高宮駅を出て、まず大きな道から外れた。住宅の間の細い通りは、行き先を約束してくれない。その頼りなさがよくて、軒の近さや道幅の変化を見ながら旧高宮宿へ向かった。中山道の宿場町に入ると、本陣跡や旧家が点在し、歴史は立派な一枚絵ではなく、今の生活の隣に残っているとわかる。高宮神社の参道近くでは馬場家住宅の外観に足を止めた。中へ入れない建物だからこそ、商家の奥行きを勝手に想像してしまう。その後、高宮布と近江商人の話を思い出し、細い街道が遠い土地と商いで結ばれていた時間を考えた。最後は犬上川の無賃橋へ出た。曲がり角ばかり選んだ町歩きの終わりに、水面と風が現れ、迷い道が一本の旅に変わった。
この旅の足跡
- 駅前の大きな道を外れると、住宅の間に細い通りが現れた。観光の入口らしい看板はないのに、曲がるたび家の軒が近づき、町の生活が急に濃くなる。
- 旧高宮宿は中山道の宿場で、今も旧家や本陣跡が点在するという。実際に歩くと、整った観光地というより、暮らしの中に歴史がひそむ感じがして少し意外だ。
- 高宮宿の本陣跡に立つと、ここが中山道六十四番目の宿場だったことが急に近くなる。大きな遺構が残るというより、道の上に旅人の気配だけが薄く重なっている。
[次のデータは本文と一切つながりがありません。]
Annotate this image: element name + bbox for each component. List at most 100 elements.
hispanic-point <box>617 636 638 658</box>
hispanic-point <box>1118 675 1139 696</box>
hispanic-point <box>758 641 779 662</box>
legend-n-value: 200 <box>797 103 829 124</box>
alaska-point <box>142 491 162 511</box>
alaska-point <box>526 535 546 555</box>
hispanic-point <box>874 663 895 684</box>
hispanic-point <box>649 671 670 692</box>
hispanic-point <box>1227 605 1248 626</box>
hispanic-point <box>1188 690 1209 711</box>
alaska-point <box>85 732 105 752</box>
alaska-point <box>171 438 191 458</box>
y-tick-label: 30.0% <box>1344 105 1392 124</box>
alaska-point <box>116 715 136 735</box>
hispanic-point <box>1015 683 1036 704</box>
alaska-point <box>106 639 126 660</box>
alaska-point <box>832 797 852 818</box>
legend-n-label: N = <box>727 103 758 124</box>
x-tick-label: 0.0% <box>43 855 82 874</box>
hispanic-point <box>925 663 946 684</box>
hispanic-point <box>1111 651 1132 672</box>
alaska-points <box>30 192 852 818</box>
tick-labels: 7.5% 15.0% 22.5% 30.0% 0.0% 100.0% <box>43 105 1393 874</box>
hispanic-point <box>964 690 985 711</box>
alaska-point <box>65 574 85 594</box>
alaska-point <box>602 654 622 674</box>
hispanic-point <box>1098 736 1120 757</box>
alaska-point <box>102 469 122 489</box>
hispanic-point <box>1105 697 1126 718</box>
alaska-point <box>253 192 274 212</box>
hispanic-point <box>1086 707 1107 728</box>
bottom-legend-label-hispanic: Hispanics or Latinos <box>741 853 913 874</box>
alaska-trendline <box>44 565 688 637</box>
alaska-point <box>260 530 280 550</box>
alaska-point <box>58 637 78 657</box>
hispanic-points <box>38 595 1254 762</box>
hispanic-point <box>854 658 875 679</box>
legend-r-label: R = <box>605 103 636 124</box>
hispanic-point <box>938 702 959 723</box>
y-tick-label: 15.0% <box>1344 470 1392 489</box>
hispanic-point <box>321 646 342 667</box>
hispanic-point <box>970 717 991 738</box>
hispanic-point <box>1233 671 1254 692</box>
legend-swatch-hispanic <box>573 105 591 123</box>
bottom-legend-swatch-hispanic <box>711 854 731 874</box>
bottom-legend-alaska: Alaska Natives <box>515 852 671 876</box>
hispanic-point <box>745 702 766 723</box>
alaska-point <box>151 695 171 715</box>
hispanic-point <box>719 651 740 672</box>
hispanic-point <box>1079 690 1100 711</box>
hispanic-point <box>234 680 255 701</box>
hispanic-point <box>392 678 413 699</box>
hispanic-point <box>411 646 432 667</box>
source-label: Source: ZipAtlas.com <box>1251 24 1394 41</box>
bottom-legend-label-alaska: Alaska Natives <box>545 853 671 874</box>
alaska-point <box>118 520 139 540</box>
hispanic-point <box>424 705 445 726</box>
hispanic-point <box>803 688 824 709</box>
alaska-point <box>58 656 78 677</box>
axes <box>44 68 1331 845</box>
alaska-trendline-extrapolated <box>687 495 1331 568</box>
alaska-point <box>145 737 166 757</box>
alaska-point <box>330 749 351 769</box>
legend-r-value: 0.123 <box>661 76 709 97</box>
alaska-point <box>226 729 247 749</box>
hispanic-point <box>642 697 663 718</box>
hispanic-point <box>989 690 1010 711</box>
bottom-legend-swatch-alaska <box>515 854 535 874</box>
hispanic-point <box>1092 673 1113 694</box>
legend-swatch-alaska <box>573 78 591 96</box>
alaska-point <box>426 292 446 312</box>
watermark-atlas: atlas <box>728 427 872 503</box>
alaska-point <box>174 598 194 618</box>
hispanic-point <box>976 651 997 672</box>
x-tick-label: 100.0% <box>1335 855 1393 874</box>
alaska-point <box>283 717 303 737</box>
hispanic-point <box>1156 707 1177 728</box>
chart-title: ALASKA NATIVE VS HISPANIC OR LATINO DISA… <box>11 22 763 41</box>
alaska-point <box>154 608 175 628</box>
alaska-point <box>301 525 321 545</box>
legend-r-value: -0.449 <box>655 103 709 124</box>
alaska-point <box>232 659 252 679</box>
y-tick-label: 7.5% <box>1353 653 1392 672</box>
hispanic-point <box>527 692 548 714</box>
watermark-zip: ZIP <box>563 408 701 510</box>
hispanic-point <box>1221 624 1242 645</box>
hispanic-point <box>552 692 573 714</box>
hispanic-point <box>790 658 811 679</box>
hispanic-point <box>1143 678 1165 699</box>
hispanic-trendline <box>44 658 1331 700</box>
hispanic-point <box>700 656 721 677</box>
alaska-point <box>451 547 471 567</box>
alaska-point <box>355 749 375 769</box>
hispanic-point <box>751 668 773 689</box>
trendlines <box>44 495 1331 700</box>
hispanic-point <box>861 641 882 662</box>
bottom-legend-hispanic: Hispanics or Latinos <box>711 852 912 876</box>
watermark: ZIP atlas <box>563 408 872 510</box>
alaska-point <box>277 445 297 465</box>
- 高宮神社の参道近くには、旧中山道高宮宿を代表する馬場家住宅がある。外観のみの見学でも、商家の奥行きを想像させる重い構えで、道の表情が一段深くなった。
- 高宮は高宮布の集散地として栄え、近江商人の商いも盛んだったという。布そのものは見えなくても、細い街道に商売の広がりを想像すると、町が急に遠くの土地とつながる。
- 犬上川に架かる高宮の無賃橋は、渡り賃を払わず通れたことからその名がついたという。町の細部を追った最後に川へ出ると、橋の由来まで景色の一部に見えてくる。